There are "quick" sauerkrauts made with vinegar. The vinegar is fermented, but the cabbage isn't. To get real fermented cabbage, check the label for sauerkraut made from cabbage, water, and salt, with no vinegar.
Eat fermented vegetables like fresh pickle (fermented, not vinegar cucumbers), sauerkraut (fermented cabbage), fermented chutney, tempeh, oncham, and kim-chi. Season with spices like garlic and curry. Look for fermented food with live cultures. Many products kill the cultures through heating, processing, and packaging. Although "probiotics" are often expensively packaged in supplements, you can have the benefits from inexpensive simple foods.

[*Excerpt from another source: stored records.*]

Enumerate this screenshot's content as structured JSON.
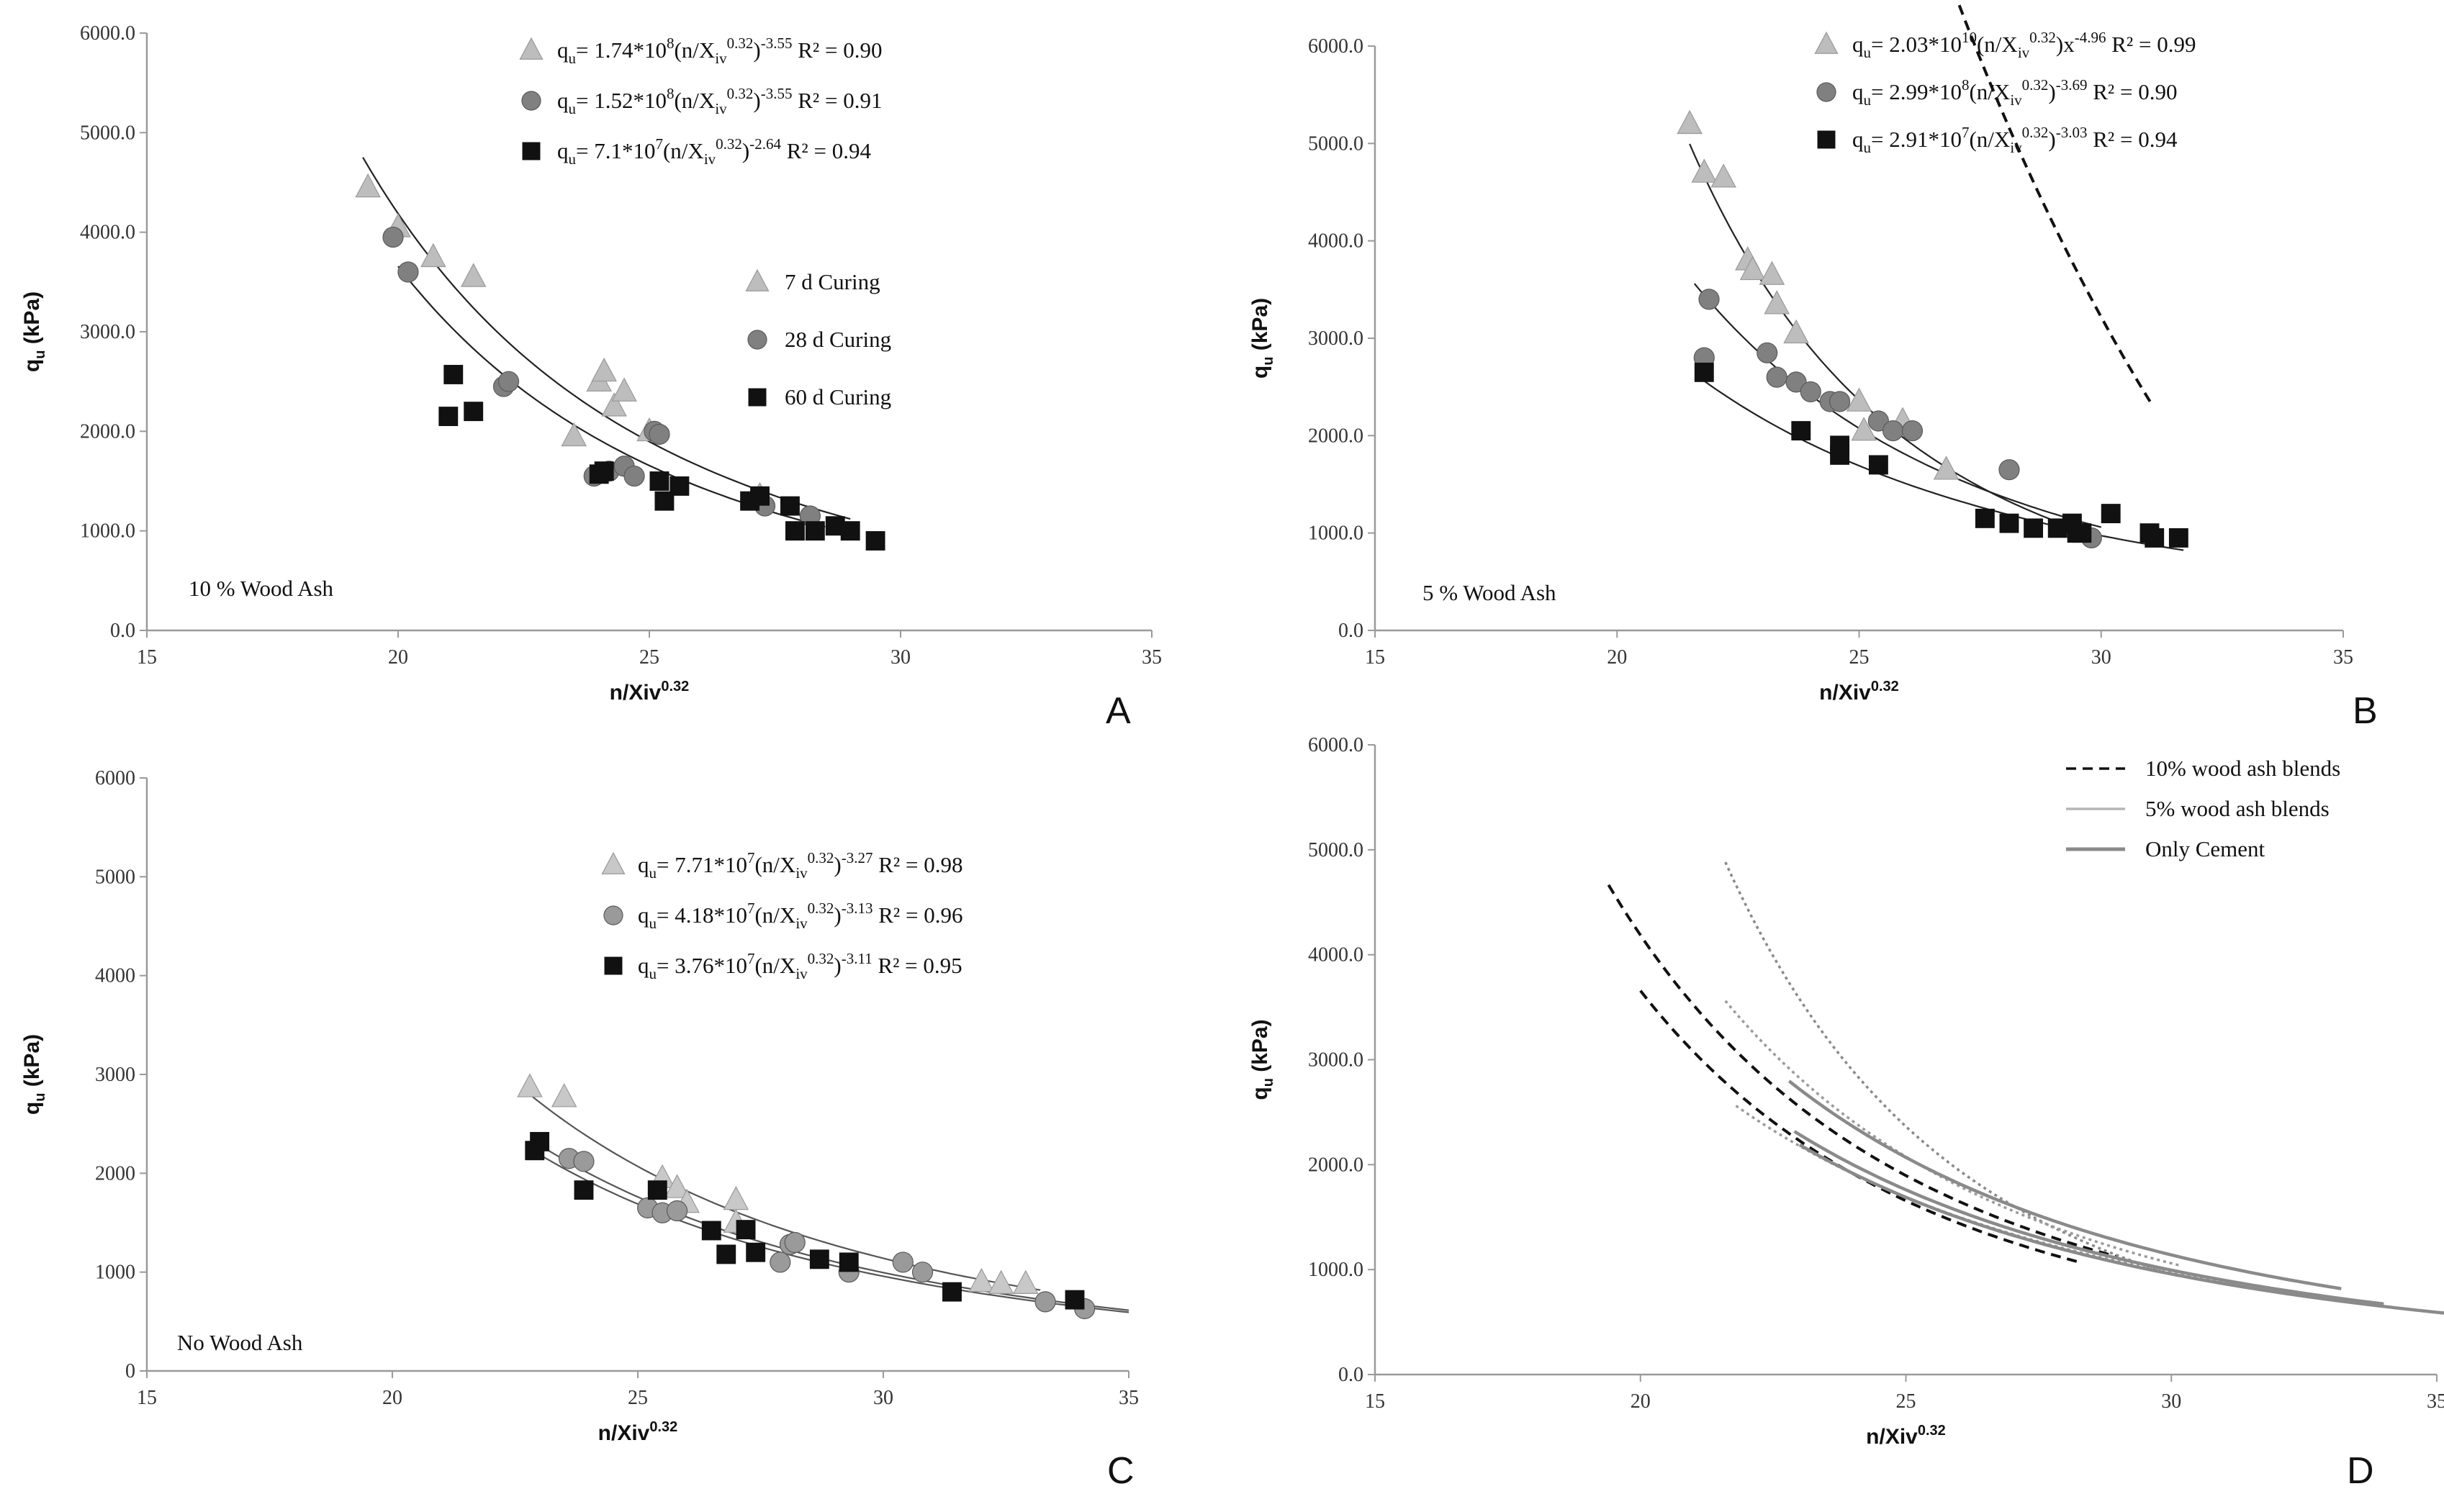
{
  "chart_data": [
    {
      "id": "A",
      "type": "scatter",
      "panel_letter": "A",
      "title": "",
      "xlabel": "n/Xiv",
      "xlabel_sup": "0.32",
      "ylabel": "q",
      "ylabel_sub": "u",
      "ylabel_unit": " (kPa)",
      "xlim": [
        15,
        35
      ],
      "ylim": [
        0,
        6000
      ],
      "xticks": [
        "15",
        "20",
        "25",
        "30",
        "35"
      ],
      "yticks": [
        "0.0",
        "1000.0",
        "2000.0",
        "3000.0",
        "4000.0",
        "5000.0",
        "6000.0"
      ],
      "note": "10 % Wood Ash",
      "equations": [
        {
          "marker": "triangle",
          "lhs": "q",
          "lhs_sub": "u",
          "pre": "= 1.74*10",
          "exp1": "8",
          "mid": "(n/X",
          "sub": "iv",
          "exp2": "0.32",
          "close": ")",
          "exp3": "-3.55",
          "r2": " R² = 0.90"
        },
        {
          "marker": "circle",
          "lhs": "q",
          "lhs_sub": "u",
          "pre": "= 1.52*10",
          "exp1": "8",
          "mid": "(n/X",
          "sub": "iv",
          "exp2": "0.32",
          "close": ")",
          "exp3": "-3.55",
          "r2": " R² = 0.91"
        },
        {
          "marker": "square",
          "lhs": "q",
          "lhs_sub": "u",
          "pre": "= 7.1*10",
          "exp1": "7",
          "mid": "(n/X",
          "sub": "iv",
          "exp2": "0.32",
          "close": ")",
          "exp3": "-2.64",
          "r2": " R² = 0.94"
        }
      ],
      "legend": [
        "7 d Curing",
        "28 d Curing",
        "60 d Curing"
      ],
      "series": [
        {
          "name": "7 d Curing",
          "marker": "triangle",
          "color": "#bdbdbd",
          "x": [
            19.4,
            20.0,
            20.7,
            21.5,
            23.5,
            24.0,
            24.1,
            24.3,
            24.5,
            25.0,
            27.2
          ],
          "y": [
            4450,
            4050,
            3750,
            3550,
            1950,
            2500,
            2600,
            2250,
            2400,
            2000,
            1350
          ]
        },
        {
          "name": "28 d Curing",
          "marker": "circle",
          "color": "#808080",
          "x": [
            19.9,
            20.2,
            22.1,
            22.2,
            23.9,
            24.2,
            24.5,
            24.7,
            25.1,
            25.2,
            27.3,
            28.2
          ],
          "y": [
            3950,
            3600,
            2450,
            2500,
            1550,
            1600,
            1650,
            1550,
            2000,
            1970,
            1250,
            1150
          ]
        },
        {
          "name": "60 d Curing",
          "marker": "square",
          "color": "#111111",
          "x": [
            21.0,
            21.1,
            21.5,
            24.0,
            24.1,
            25.2,
            25.3,
            25.6,
            27.0,
            27.2,
            27.8,
            27.9,
            28.3,
            28.7,
            29.0,
            29.5
          ],
          "y": [
            2150,
            2570,
            2200,
            1570,
            1600,
            1500,
            1300,
            1450,
            1300,
            1350,
            1250,
            1000,
            1000,
            1050,
            1000,
            900
          ]
        }
      ],
      "fits": [
        {
          "name": "7 d",
          "a": 174000000.0,
          "b": -3.55,
          "x_range": [
            19.3,
            29.0
          ]
        },
        {
          "name": "28 d",
          "a": 152000000.0,
          "b": -3.55,
          "x_range": [
            20.0,
            28.5
          ]
        },
        {
          "name": "60 d",
          "a": 71000000.0,
          "b": -2.64,
          "x_range": [
            21.0,
            29.5
          ]
        }
      ]
    },
    {
      "id": "B",
      "type": "scatter",
      "panel_letter": "B",
      "title": "",
      "xlabel": "n/Xiv",
      "xlabel_sup": "0.32",
      "ylabel": "q",
      "ylabel_sub": "u",
      "ylabel_unit": " (kPa)",
      "xlim": [
        15,
        35
      ],
      "ylim": [
        0,
        6000
      ],
      "xticks": [
        "15",
        "20",
        "25",
        "30",
        "35"
      ],
      "yticks": [
        "0.0",
        "1000.0",
        "2000.0",
        "3000.0",
        "4000.0",
        "5000.0",
        "6000.0"
      ],
      "note": "5 % Wood Ash",
      "equations": [
        {
          "marker": "triangle",
          "lhs": "q",
          "lhs_sub": "u",
          "pre": "= 2.03*10",
          "exp1": "10",
          "mid": "(n/X",
          "sub": "iv",
          "exp2": "0.32",
          "close": ")x",
          "exp3": "-4.96",
          "r2": "  R² = 0.99"
        },
        {
          "marker": "circle",
          "lhs": "q",
          "lhs_sub": "u",
          "pre": "= 2.99*10",
          "exp1": "8",
          "mid": "(n/X",
          "sub": "iv",
          "exp2": "0.32",
          "close": ")",
          "exp3": "-3.69",
          "r2": "  R² = 0.90"
        },
        {
          "marker": "square",
          "lhs": "q",
          "lhs_sub": "u",
          "pre": "= 2.91*10",
          "exp1": "7",
          "mid": "(n/X",
          "sub": "iv",
          "exp2": "0.32",
          "close": ")",
          "exp3": "-3.03",
          "r2": " R² = 0.94"
        }
      ],
      "series": [
        {
          "name": "7 d Curing",
          "marker": "triangle",
          "color": "#bdbdbd",
          "x": [
            21.5,
            21.8,
            22.2,
            22.7,
            22.8,
            23.2,
            23.3,
            23.7,
            25.0,
            25.1,
            25.9,
            26.8
          ],
          "y": [
            5200,
            4700,
            4650,
            3800,
            3700,
            3650,
            3350,
            3050,
            2350,
            2050,
            2150,
            1650
          ]
        },
        {
          "name": "28 d Curing",
          "marker": "circle",
          "color": "#808080",
          "x": [
            21.8,
            21.9,
            23.1,
            23.3,
            23.7,
            24.0,
            24.4,
            24.6,
            25.4,
            25.7,
            26.1,
            28.1,
            29.8
          ],
          "y": [
            2800,
            3400,
            2850,
            2600,
            2550,
            2450,
            2350,
            2350,
            2150,
            2050,
            2050,
            1650,
            950
          ]
        },
        {
          "name": "60 d Curing",
          "marker": "square",
          "color": "#111111",
          "x": [
            21.8,
            23.8,
            24.6,
            24.6,
            25.4,
            27.6,
            28.1,
            28.6,
            29.1,
            29.4,
            29.5,
            29.6,
            30.2,
            31.0,
            31.1,
            31.6
          ],
          "y": [
            2650,
            2050,
            1900,
            1800,
            1700,
            1150,
            1100,
            1050,
            1050,
            1100,
            1000,
            1000,
            1200,
            1000,
            950,
            950
          ]
        }
      ],
      "fits": [
        {
          "name": "7 d",
          "a": 20300000000.0,
          "b": -4.96,
          "x_range": [
            21.5,
            29.8
          ]
        },
        {
          "name": "28 d",
          "a": 299000000.0,
          "b": -3.69,
          "x_range": [
            21.6,
            30.0
          ]
        },
        {
          "name": "60 d",
          "a": 29100000.0,
          "b": -3.03,
          "x_range": [
            21.8,
            31.7
          ]
        }
      ]
    },
    {
      "id": "C",
      "type": "scatter",
      "panel_letter": "C",
      "title": "",
      "xlabel": "n/Xiv",
      "xlabel_sup": "0.32",
      "ylabel": "q",
      "ylabel_sub": "u",
      "ylabel_unit": " (kPa)",
      "xlim": [
        15,
        35
      ],
      "ylim": [
        0,
        6000
      ],
      "xticks": [
        "15",
        "20",
        "25",
        "30",
        "35"
      ],
      "yticks": [
        "0",
        "1000",
        "2000",
        "3000",
        "4000",
        "5000",
        "6000"
      ],
      "note": "No Wood Ash",
      "equations": [
        {
          "marker": "triangle",
          "lhs": "q",
          "lhs_sub": "u",
          "pre": "= 7.71*10",
          "exp1": "7",
          "mid": "(n/X",
          "sub": "iv",
          "exp2": "0.32",
          "close": ")",
          "exp3": "-3.27",
          "r2": " R² = 0.98"
        },
        {
          "marker": "circle",
          "lhs": "q",
          "lhs_sub": "u",
          "pre": "= 4.18*10",
          "exp1": "7",
          "mid": "(n/X",
          "sub": "iv",
          "exp2": "0.32",
          "close": ")",
          "exp3": "-3.13",
          "r2": " R² = 0.96"
        },
        {
          "marker": "square",
          "lhs": "q",
          "lhs_sub": "u",
          "pre": "= 3.76*10",
          "exp1": "7",
          "mid": "(n/X",
          "sub": "iv",
          "exp2": "0.32",
          "close": ")",
          "exp3": "-3.11",
          "r2": " R² = 0.95"
        }
      ],
      "series": [
        {
          "name": "7 d Curing",
          "marker": "triangle",
          "color": "#c8c8c8",
          "x": [
            22.8,
            23.5,
            25.5,
            25.8,
            26.0,
            27.0,
            27.0,
            32.0,
            32.4,
            32.9
          ],
          "y": [
            2870,
            2770,
            1950,
            1850,
            1700,
            1730,
            1500,
            900,
            880,
            880
          ]
        },
        {
          "name": "28 d Curing",
          "marker": "circle",
          "color": "#9a9a9a",
          "x": [
            23.6,
            23.9,
            25.2,
            25.5,
            25.8,
            27.9,
            28.1,
            28.2,
            29.3,
            30.4,
            30.8,
            33.3,
            34.1
          ],
          "y": [
            2150,
            2120,
            1650,
            1600,
            1620,
            1100,
            1280,
            1300,
            1000,
            1100,
            1000,
            700,
            630
          ]
        },
        {
          "name": "60 d Curing",
          "marker": "square",
          "color": "#111111",
          "x": [
            22.9,
            23.0,
            23.9,
            25.4,
            26.5,
            26.8,
            27.2,
            27.4,
            28.7,
            29.3,
            31.4,
            33.9
          ],
          "y": [
            2230,
            2320,
            1830,
            1830,
            1420,
            1180,
            1430,
            1200,
            1130,
            1100,
            800,
            720
          ]
        }
      ],
      "fits": [
        {
          "name": "7 d",
          "a": 77100000.0,
          "b": -3.27,
          "x_range": [
            22.8,
            33.2
          ]
        },
        {
          "name": "28 d",
          "a": 41800000.0,
          "b": -3.13,
          "x_range": [
            23.0,
            35.0
          ]
        },
        {
          "name": "60 d",
          "a": 37600000.0,
          "b": -3.11,
          "x_range": [
            23.0,
            35.0
          ]
        }
      ]
    },
    {
      "id": "D",
      "type": "line",
      "panel_letter": "D",
      "title": "",
      "xlabel": "n/Xiv",
      "xlabel_sup": "0.32",
      "ylabel": "q",
      "ylabel_sub": "u",
      "ylabel_unit": " (kPa)",
      "xlim": [
        15,
        35
      ],
      "ylim": [
        0,
        6000
      ],
      "xticks": [
        "15",
        "20",
        "25",
        "30",
        "35"
      ],
      "yticks": [
        "0.0",
        "1000.0",
        "2000.0",
        "3000.0",
        "4000.0",
        "5000.0",
        "6000.0"
      ],
      "legend": [
        "10% wood ash blends",
        "5% wood ash blends",
        "Only Cement"
      ],
      "series": [
        {
          "name": "10% wood ash blends",
          "style": "dashed",
          "color": "#111111",
          "a": 174000000.0,
          "b": -3.55,
          "x_range": [
            19.4,
            29.0
          ]
        },
        {
          "name": "10% wood ash blends",
          "style": "dashed",
          "color": "#111111",
          "a": 152000000.0,
          "b": -3.55,
          "x_range": [
            20.0,
            28.3
          ]
        },
        {
          "name": "10% wood ash blends",
          "style": "dashed",
          "color": "#111111",
          "a": 71000000.0,
          "b": -2.64,
          "x_range": [
            21.1,
            29.6
          ]
        },
        {
          "name": "5% wood ash blends",
          "style": "dotted",
          "color": "#8a8a8a",
          "a": 20300000000.0,
          "b": -4.96,
          "x_range": [
            21.6,
            29.8
          ]
        },
        {
          "name": "5% wood ash blends",
          "style": "dotted",
          "color": "#9a9a9a",
          "a": 299000000.0,
          "b": -3.69,
          "x_range": [
            21.6,
            30.2
          ]
        },
        {
          "name": "5% wood ash blends",
          "style": "dotted",
          "color": "#9a9a9a",
          "a": 29100000.0,
          "b": -3.03,
          "x_range": [
            21.8,
            31.7
          ]
        },
        {
          "name": "Only Cement",
          "style": "solid",
          "color": "#8a8a8a",
          "a": 77100000.0,
          "b": -3.27,
          "x_range": [
            22.8,
            33.2
          ]
        },
        {
          "name": "Only Cement",
          "style": "solid",
          "color": "#8a8a8a",
          "a": 41800000.0,
          "b": -3.13,
          "x_range": [
            22.9,
            34.0
          ]
        },
        {
          "name": "Only Cement",
          "style": "solid",
          "color": "#8a8a8a",
          "a": 37600000.0,
          "b": -3.11,
          "x_range": [
            23.0,
            35.2
          ]
        }
      ]
    }
  ]
}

What To Do - Simple and Inexpensive Containers
Disinfection techniques for all the dishes and cookware used by campers and even in commercial expedition kitchens has been found to be a cause of many cases of traveller's diarrhea. One time-honored method is not to use dishes. Find or bring large leaves like banana, spinach, grape leaves, and other greens to wrap foods for cooking, and for sturdy plates and napkins. Leaves pack lighter and flatter than dishes. Return them to the earth when finished. Don't destroy living trees and keep your impact low. It is healthier for you and the environment.
Old Ways Are New
Travellers go to the great outdoors to get back to nature, then often eat no greens or whole foods, add to litter with disposable containers, and add to water pollution with disinfecting poisons for dishes and cookware. Fermented food is not only health food, but convenience food. Use healthy foods for a simpler life and healthy travel.